Von allen Möbelstücken ist es das, auf das wir am wenigsten verzichten können: das Bett. Dabei ist das individuelle Nest im eigenen Schlafzimmer purer Luxus, den sich die breite Masse kaum mehr als hundert Jahre leisten kann. Was nicht an der Erfindung des Bettes selbst liegt: Schon vor 3000 Jahren nächtigten die Ägypter auf erhöhten Gestellen aus Holz oder Bronze, die bereits mit Gurten bespannt und mit Baumwollmatratzen versehen waren („matrah“, arabisch „Bodenkissen“). Kleingetier und Kälte hatten so kaum eine Chance, die Ruhe zu stören.

Nach Europa wurde diese Art des Schlafens erst im 12. Jahrhundert durch die Kreuzzügler importiert – vor allem an die Höfe. Wer sich abseits des Adels ein solches Bett mit Matratze (die mit Stroh, Schilf oder Spreu gefüllt war) leisten konnte, teilte es meist mit der ganzen Familie. Die Schlafstatt stand im gemeinsamen Wohnraum, in den oft noch ein Tier aus dem Stall geholt wurde, damit es wärmer wurde.
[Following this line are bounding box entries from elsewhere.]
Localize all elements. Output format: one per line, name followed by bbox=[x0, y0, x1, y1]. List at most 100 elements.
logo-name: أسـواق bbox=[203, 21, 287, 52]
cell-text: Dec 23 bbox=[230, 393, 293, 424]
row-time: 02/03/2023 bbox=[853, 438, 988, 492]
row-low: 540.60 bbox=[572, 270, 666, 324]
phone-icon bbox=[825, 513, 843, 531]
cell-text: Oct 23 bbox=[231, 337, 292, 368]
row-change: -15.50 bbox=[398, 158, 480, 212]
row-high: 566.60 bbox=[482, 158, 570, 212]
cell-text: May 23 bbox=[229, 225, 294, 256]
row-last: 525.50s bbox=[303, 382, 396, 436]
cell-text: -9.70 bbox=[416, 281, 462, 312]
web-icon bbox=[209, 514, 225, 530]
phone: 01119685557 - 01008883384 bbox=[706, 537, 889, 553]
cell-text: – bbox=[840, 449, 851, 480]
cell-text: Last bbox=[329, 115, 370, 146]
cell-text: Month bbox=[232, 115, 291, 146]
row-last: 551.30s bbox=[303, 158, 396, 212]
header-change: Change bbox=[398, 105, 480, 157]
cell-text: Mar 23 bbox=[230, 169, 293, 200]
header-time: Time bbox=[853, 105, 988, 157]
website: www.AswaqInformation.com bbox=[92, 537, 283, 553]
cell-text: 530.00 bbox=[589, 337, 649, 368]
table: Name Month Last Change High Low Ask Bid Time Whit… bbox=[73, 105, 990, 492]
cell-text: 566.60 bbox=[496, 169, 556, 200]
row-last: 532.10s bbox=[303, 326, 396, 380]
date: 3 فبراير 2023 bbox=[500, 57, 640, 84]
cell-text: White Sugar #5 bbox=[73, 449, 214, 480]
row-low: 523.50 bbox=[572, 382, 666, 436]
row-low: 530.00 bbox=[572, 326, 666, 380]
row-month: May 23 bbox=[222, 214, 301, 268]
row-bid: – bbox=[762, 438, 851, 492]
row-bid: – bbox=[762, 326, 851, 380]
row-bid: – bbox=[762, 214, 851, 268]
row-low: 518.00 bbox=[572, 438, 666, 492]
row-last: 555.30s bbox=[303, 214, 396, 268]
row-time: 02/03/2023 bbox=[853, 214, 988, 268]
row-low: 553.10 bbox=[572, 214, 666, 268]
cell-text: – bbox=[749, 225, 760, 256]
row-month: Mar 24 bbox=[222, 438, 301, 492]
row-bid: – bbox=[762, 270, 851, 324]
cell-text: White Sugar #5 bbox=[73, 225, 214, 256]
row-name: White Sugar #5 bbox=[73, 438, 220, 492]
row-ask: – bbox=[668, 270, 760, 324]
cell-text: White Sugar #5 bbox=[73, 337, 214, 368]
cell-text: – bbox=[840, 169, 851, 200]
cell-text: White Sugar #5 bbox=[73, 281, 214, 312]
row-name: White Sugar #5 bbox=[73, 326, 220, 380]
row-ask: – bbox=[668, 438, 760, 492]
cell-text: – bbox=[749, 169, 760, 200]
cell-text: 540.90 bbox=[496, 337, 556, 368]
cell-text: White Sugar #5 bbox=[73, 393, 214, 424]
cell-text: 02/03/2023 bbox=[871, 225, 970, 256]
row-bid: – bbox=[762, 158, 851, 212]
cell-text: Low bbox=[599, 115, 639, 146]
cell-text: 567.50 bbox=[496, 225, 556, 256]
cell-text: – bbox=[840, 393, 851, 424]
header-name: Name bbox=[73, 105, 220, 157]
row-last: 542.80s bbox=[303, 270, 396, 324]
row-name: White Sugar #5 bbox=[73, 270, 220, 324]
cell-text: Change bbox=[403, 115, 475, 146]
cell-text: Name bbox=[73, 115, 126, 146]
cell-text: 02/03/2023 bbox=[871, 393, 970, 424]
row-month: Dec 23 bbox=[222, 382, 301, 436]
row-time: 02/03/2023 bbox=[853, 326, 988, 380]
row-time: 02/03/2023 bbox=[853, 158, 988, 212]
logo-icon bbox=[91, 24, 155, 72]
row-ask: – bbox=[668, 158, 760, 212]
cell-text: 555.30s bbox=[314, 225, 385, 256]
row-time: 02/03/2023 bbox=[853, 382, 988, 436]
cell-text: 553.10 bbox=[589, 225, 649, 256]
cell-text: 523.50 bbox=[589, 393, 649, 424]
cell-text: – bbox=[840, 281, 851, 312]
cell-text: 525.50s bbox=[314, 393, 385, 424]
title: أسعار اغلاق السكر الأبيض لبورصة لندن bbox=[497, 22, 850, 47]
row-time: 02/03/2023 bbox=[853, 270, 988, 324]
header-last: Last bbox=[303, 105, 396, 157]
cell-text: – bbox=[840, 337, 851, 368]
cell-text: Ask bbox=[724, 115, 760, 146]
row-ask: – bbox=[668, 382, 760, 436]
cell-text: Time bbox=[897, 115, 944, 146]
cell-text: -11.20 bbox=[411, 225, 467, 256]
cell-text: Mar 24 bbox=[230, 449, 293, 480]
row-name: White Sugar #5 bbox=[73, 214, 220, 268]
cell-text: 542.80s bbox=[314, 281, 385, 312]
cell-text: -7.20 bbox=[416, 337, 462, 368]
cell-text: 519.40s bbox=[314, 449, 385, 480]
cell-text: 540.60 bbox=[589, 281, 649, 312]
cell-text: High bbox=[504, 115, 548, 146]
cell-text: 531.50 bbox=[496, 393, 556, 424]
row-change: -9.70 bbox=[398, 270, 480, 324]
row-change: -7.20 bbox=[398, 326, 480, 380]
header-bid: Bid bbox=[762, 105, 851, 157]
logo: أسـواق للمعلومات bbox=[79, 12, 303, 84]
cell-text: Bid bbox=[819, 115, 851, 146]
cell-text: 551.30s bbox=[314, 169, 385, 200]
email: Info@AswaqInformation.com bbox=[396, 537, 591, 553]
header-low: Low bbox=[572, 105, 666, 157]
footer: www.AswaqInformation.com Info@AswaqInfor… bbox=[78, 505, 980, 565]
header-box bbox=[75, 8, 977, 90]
Erst das im Mittelalter eingeführte Himmelbett brachte dank dicker Vorhänge ein Gefühl der Intimität, so gesehen war es der Vorläufer des Schlafzimmers.

An der Grundidee eines Bettkastens mit vier Beinen und aufgelegter Matratze änderte sich von da an nicht mehr allzu viel, am Komfort jedoch sehr wohl. Während die Ärmeren weiterhin auf Strohsäcken schliefen, gönnten sich die bürgerlichen Schichten ab dem 19. Jahrhundert dreiteilige Matratzen, die mit Wolle oder Federn gefüllt waren. Auch das Federbett mit Kissen gehörte nun dazu und löste Felle und Leintücher als Zudecke ab.

Während die Bettgestelle der Wohlhabenden bis dahin durch kostbare Materialien, kunstvolle Drechseleien und Intarsien ziemlich raffiniert geworden waren, brachte die industrielle Herstellung mehr Schlichtheit ins Schlafgemach – machte das Bett aber erstmals für viele erschwinglich. Funktionale Bettkästen aus Eisen oder Holz setzten sich durch.

Das eigene Schlafzimmer indes ist eine relativ junge Einrichtung, die sich erst nach dem Zweiten Weltkrieg Bahn brechen konnte. Mehr Wohnraum und der Trend zur kleineren Familie brachte auch eine neue Schlafkultur: Das Schlafzimmer wurde zum Privatissimum, in das Fremde keinen Zutritt hatten. Das Design des Bettes wandelte sich jedoch immer mehr zur puristischen Form – bis zum seit den 1990er Jahren auch in Europa verbreiteten japanischen Futon, das auf Kopf- und Fußteil völlig verzichtet.

Statt kunstvoller Verzierung stehen heute Schlafkomfort und ergonomische Aspekte im Vordergrund. Edle Materialien und klassisches Design unterstützen die Funktion der immer hochwertigeren Matrat- zen, ohne sich in den Vorder- grund zu drängen. Was keinesfalls heißt, dass das Bett an Bedeutung eingebüßt hätte. Im Gegenteil: Als Ort vollkommener Geborgenheit dient es nicht nur der körperlichen, sondern auch der seelischen Erholung. Hier können wir Muße tanken auch abseits der Schlafenszeit. Ein Gedanke übrigens, der für die alten Römer bereits selbstverständlich war. Ob beim Lesen, Schreiben, größeren Gelagen oder Ausflügen ins Grüne: Wenn immer möglich, begab man sich in die Horizontale und hatte für jeden Zweck das passende Bett dabei.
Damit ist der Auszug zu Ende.